1.2 利用Keras的Lambda函数将TensorFlow函数引入Keras

除了上面的方法外,我们还可以引入Keras的Lamda函数将TensorFlow的操作转化为Keras的数据流,举例如下:

代码语言:javascript复制
 
rpn_bbox = KL.Lambda(lambda t: tf.reshape(t, [tf.shape(t)[0], -1, 4]))(x)

这样就可以将TensorFlow写好的函数输出直接转换为Keras的Module可以接收的类型。

1.3 继承Keras的层对象

还有一种方法是直接继承某个keras.layer,这种方法和方法1相比同样需要实现call方法,不过一般会继承父类,以改写Keras已经实现的层方法。例子如下,重新定义了一个BatchNorm层,继承了Keras的BatchNormlization。

代码语言:javascript复制
class BatchNorm(KL.BatchNormalization):
    """Extends the Keras BatchNormalization class to allow a central place
    to make changes if needed.

    Batch normalization has a negative effect on training if batches are small
    so this layer is often frozen (via setting in Config class) and functions
    as linear layer.
    """
    def call(self, inputs, training=None):
        """
        Note about training values:
            None: Train BN layers. This is the normal mode
            False: Freeze BN layers. Good when batch size is small
            True: (don't use). Set layer in training mode even when making inferences
        """
        return super(self.__class__, self).call(inputs, training=training)

2. 网络结构解析

首先我们来关注一下Mask RCNN整体结构图中的特征提取部分,也就是下图中的红色部分:

Mask RCNN的特征提取部分

上节已经讲到这里是主干网络为ResNet101的FPN网络作特征提取部分,接下来我们就来分析一下这部分的代码,首先我们定位到MaskRCNN这个最核心的类,我们先看一下__init__函数和build函数的准备部分,代码如下:

代码语言:javascript复制
class MaskRCNN():
    """Encapsulates the Mask RCNN model functionality.

    The actual Keras model is in the keras_model property.
    """

    def __init__(self, mode, config, model_dir):
        """
        mode: Either "training" or "inference"
        config: A Sub-class of the Config class
        model_dir: Directory to save training logs and trained weights
        """
        assert mode in ['training', 'inference']
        self.mode = mode
        self.config = config
        self.model_dir = model_dir
        self.set_log_dir()
        self.keras_model = self.build(mode=mode, config=config)
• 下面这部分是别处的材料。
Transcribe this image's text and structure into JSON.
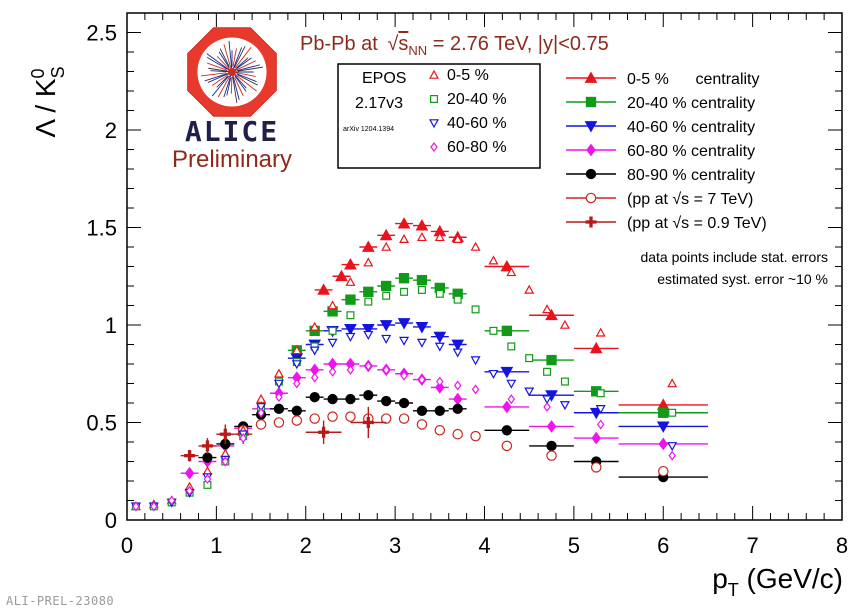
{
  "footer_id": "ALI-PREL-23080",
  "chart_data": {
    "type": "scatter",
    "title": "Pb-Pb at √sNN = 2.76 TeV, |y|<0.75",
    "title_parts": {
      "prefix": "Pb-Pb at ",
      "sqrt": "√",
      "s": "s",
      "sub": "NN",
      "suffix": " = 2.76 TeV, |y|<0.75"
    },
    "ylabel": "Λ / K⁰S",
    "xlabel": "pT (GeV/c)",
    "xlim": [
      0,
      8
    ],
    "ylim": [
      0,
      2.6
    ],
    "x_ticks": [
      "0",
      "1",
      "2",
      "3",
      "4",
      "5",
      "6",
      "7",
      "8"
    ],
    "y_ticks": [
      "0",
      "0.5",
      "1",
      "1.5",
      "2",
      "2.5"
    ],
    "logo": {
      "name": "ALICE",
      "subtitle": "Preliminary"
    },
    "model_legend": {
      "title_line1": "EPOS",
      "title_line2": "2.17v3",
      "ref": "arXiv 1204.1394",
      "entries": [
        "0-5 %",
        "20-40 %",
        "40-60 %",
        "60-80 %"
      ]
    },
    "notes": [
      "data points include stat. errors",
      "estimated syst. error ~10 %"
    ],
    "colors": {
      "c0_5": "#e8141c",
      "c20_40": "#119a18",
      "c40_60": "#1414e0",
      "c60_80": "#ee14ee",
      "c80_90": "#000000",
      "pp7": "#c8281e",
      "pp09": "#b81a1a"
    },
    "series": [
      {
        "name": "0-5 %      centrality",
        "kind": "data",
        "marker": "triangle-up",
        "filled": true,
        "color": "#e8141c",
        "x": [
          2.2,
          2.4,
          2.5,
          2.7,
          2.9,
          3.1,
          3.3,
          3.5,
          3.7,
          4.25,
          4.75,
          5.25,
          6.0
        ],
        "y": [
          1.18,
          1.25,
          1.31,
          1.4,
          1.46,
          1.52,
          1.51,
          1.48,
          1.45,
          1.3,
          1.05,
          0.88,
          0.59
        ],
        "xerr": [
          0.1,
          0.1,
          0.1,
          0.1,
          0.1,
          0.1,
          0.1,
          0.1,
          0.1,
          0.25,
          0.25,
          0.25,
          0.5
        ]
      },
      {
        "name": "20-40 % centrality",
        "kind": "data",
        "marker": "square",
        "filled": true,
        "color": "#119a18",
        "x": [
          1.9,
          2.1,
          2.3,
          2.5,
          2.7,
          2.9,
          3.1,
          3.3,
          3.5,
          3.7,
          4.25,
          4.75,
          5.25,
          6.0
        ],
        "y": [
          0.87,
          0.97,
          1.07,
          1.13,
          1.17,
          1.2,
          1.24,
          1.23,
          1.19,
          1.16,
          0.97,
          0.82,
          0.66,
          0.55
        ],
        "xerr": [
          0.1,
          0.1,
          0.1,
          0.1,
          0.1,
          0.1,
          0.1,
          0.1,
          0.1,
          0.1,
          0.25,
          0.25,
          0.25,
          0.5
        ]
      },
      {
        "name": "40-60 % centrality",
        "kind": "data",
        "marker": "triangle-down",
        "filled": true,
        "color": "#1414e0",
        "x": [
          1.9,
          2.1,
          2.3,
          2.5,
          2.7,
          2.9,
          3.1,
          3.3,
          3.5,
          3.7,
          4.25,
          4.75,
          5.25,
          6.0
        ],
        "y": [
          0.83,
          0.9,
          0.97,
          0.98,
          0.98,
          1.0,
          1.01,
          0.99,
          0.94,
          0.9,
          0.76,
          0.64,
          0.55,
          0.48
        ],
        "xerr": [
          0.1,
          0.1,
          0.1,
          0.1,
          0.1,
          0.1,
          0.1,
          0.1,
          0.1,
          0.1,
          0.25,
          0.25,
          0.25,
          0.5
        ]
      },
      {
        "name": "60-80 % centrality",
        "kind": "data",
        "marker": "diamond",
        "filled": true,
        "color": "#ee14ee",
        "x": [
          0.7,
          0.9,
          1.1,
          1.3,
          1.5,
          1.7,
          1.9,
          2.1,
          2.3,
          2.5,
          2.7,
          2.9,
          3.1,
          3.3,
          3.5,
          3.7,
          4.25,
          4.75,
          5.25,
          6.0
        ],
        "y": [
          0.24,
          0.3,
          0.38,
          0.47,
          0.57,
          0.65,
          0.73,
          0.77,
          0.8,
          0.8,
          0.79,
          0.77,
          0.75,
          0.72,
          0.68,
          0.62,
          0.58,
          0.48,
          0.42,
          0.39
        ],
        "xerr": [
          0.1,
          0.1,
          0.1,
          0.1,
          0.1,
          0.1,
          0.1,
          0.1,
          0.1,
          0.1,
          0.1,
          0.1,
          0.1,
          0.1,
          0.1,
          0.1,
          0.25,
          0.25,
          0.25,
          0.5
        ]
      },
      {
        "name": "80-90 % centrality",
        "kind": "data",
        "marker": "circle",
        "filled": true,
        "color": "#000000",
        "x": [
          0.9,
          1.1,
          1.3,
          1.5,
          1.7,
          1.9,
          2.1,
          2.3,
          2.5,
          2.7,
          2.9,
          3.1,
          3.3,
          3.5,
          3.7,
          4.25,
          4.75,
          5.25,
          6.0
        ],
        "y": [
          0.32,
          0.39,
          0.48,
          0.54,
          0.57,
          0.56,
          0.63,
          0.62,
          0.62,
          0.64,
          0.61,
          0.6,
          0.56,
          0.56,
          0.57,
          0.46,
          0.38,
          0.3,
          0.22
        ],
        "xerr": [
          0.1,
          0.1,
          0.1,
          0.1,
          0.1,
          0.1,
          0.1,
          0.1,
          0.1,
          0.1,
          0.1,
          0.1,
          0.1,
          0.1,
          0.1,
          0.25,
          0.25,
          0.25,
          0.5
        ]
      },
      {
        "name": "(pp at √s = 7 TeV)",
        "kind": "data",
        "marker": "circle",
        "filled": false,
        "color": "#c8281e",
        "x": [
          1.3,
          1.5,
          1.7,
          1.9,
          2.1,
          2.3,
          2.5,
          2.7,
          2.9,
          3.1,
          3.3,
          3.5,
          3.7,
          3.9,
          4.25,
          4.75,
          5.25,
          6.0
        ],
        "y": [
          0.46,
          0.49,
          0.5,
          0.51,
          0.52,
          0.53,
          0.53,
          0.52,
          0.52,
          0.52,
          0.49,
          0.46,
          0.44,
          0.43,
          0.38,
          0.33,
          0.27,
          0.25
        ],
        "xerr": [
          0,
          0,
          0,
          0,
          0,
          0,
          0,
          0,
          0,
          0,
          0,
          0,
          0,
          0,
          0,
          0,
          0,
          0
        ]
      },
      {
        "name": "(pp at √s = 0.9 TeV)",
        "kind": "data",
        "marker": "cross",
        "filled": true,
        "color": "#b81a1a",
        "x": [
          0.7,
          0.9,
          1.1,
          1.3,
          2.2,
          2.7
        ],
        "y": [
          0.33,
          0.38,
          0.44,
          0.44,
          0.45,
          0.5
        ],
        "xerr": [
          0.1,
          0.1,
          0.1,
          0.1,
          0.2,
          0.2
        ],
        "yerr": [
          0.03,
          0.04,
          0.05,
          0.05,
          0.06,
          0.08
        ]
      },
      {
        "name": "0-5 %",
        "kind": "model",
        "marker": "triangle-up",
        "filled": false,
        "color": "#e8141c",
        "x": [
          0.1,
          0.3,
          0.5,
          0.7,
          0.9,
          1.1,
          1.3,
          1.5,
          1.7,
          1.9,
          2.1,
          2.3,
          2.5,
          2.7,
          2.9,
          3.1,
          3.3,
          3.5,
          3.7,
          3.9,
          4.1,
          4.3,
          4.5,
          4.7,
          4.9,
          5.3,
          6.1
        ],
        "y": [
          0.07,
          0.08,
          0.1,
          0.17,
          0.25,
          0.34,
          0.46,
          0.62,
          0.75,
          0.87,
          0.99,
          1.1,
          1.22,
          1.32,
          1.4,
          1.44,
          1.45,
          1.45,
          1.44,
          1.4,
          1.33,
          1.27,
          1.18,
          1.08,
          1.0,
          0.96,
          0.7
        ]
      },
      {
        "name": "20-40 %",
        "kind": "model",
        "marker": "square",
        "filled": false,
        "color": "#119a18",
        "x": [
          0.1,
          0.3,
          0.5,
          0.7,
          0.9,
          1.1,
          1.3,
          1.5,
          1.7,
          1.9,
          2.1,
          2.3,
          2.5,
          2.7,
          2.9,
          3.1,
          3.3,
          3.5,
          3.7,
          3.9,
          4.1,
          4.3,
          4.5,
          4.7,
          4.9,
          5.3,
          6.1
        ],
        "y": [
          0.07,
          0.07,
          0.09,
          0.14,
          0.18,
          0.3,
          0.43,
          0.58,
          0.71,
          0.81,
          0.89,
          0.97,
          1.05,
          1.12,
          1.15,
          1.17,
          1.18,
          1.16,
          1.13,
          1.08,
          0.97,
          0.89,
          0.83,
          0.76,
          0.71,
          0.65,
          0.55
        ]
      },
      {
        "name": "40-60 %",
        "kind": "model",
        "marker": "triangle-down",
        "filled": false,
        "color": "#1414e0",
        "x": [
          0.1,
          0.3,
          0.5,
          0.7,
          0.9,
          1.1,
          1.3,
          1.5,
          1.7,
          1.9,
          2.1,
          2.3,
          2.5,
          2.7,
          2.9,
          3.1,
          3.3,
          3.5,
          3.7,
          3.9,
          4.1,
          4.3,
          4.5,
          4.7,
          4.9,
          5.3,
          6.1
        ],
        "y": [
          0.07,
          0.07,
          0.09,
          0.14,
          0.22,
          0.31,
          0.44,
          0.58,
          0.7,
          0.8,
          0.87,
          0.91,
          0.94,
          0.95,
          0.93,
          0.92,
          0.91,
          0.89,
          0.86,
          0.82,
          0.75,
          0.7,
          0.66,
          0.62,
          0.59,
          0.57,
          0.38
        ]
      },
      {
        "name": "60-80 %",
        "kind": "model",
        "marker": "diamond",
        "filled": false,
        "color": "#ee14ee",
        "x": [
          0.1,
          0.3,
          0.5,
          0.7,
          0.9,
          1.1,
          1.3,
          1.5,
          1.7,
          1.9,
          2.1,
          2.3,
          2.5,
          2.7,
          2.9,
          3.1,
          3.3,
          3.5,
          3.7,
          3.9,
          4.3,
          4.7,
          5.3,
          6.1
        ],
        "y": [
          0.07,
          0.07,
          0.1,
          0.15,
          0.21,
          0.3,
          0.42,
          0.55,
          0.63,
          0.7,
          0.73,
          0.76,
          0.77,
          0.79,
          0.77,
          0.74,
          0.72,
          0.71,
          0.69,
          0.67,
          0.62,
          0.58,
          0.49,
          0.33
        ]
      }
    ]
  }
}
    def build(self, mode, config):
        """Build Mask R-CNN architecture.
            input_shape: The shape of the input image.
            mode: Either "training" or "inference". The inputs and
                outputs of the model differ accordingly.
        """
        assert mode in ['training', 'inference']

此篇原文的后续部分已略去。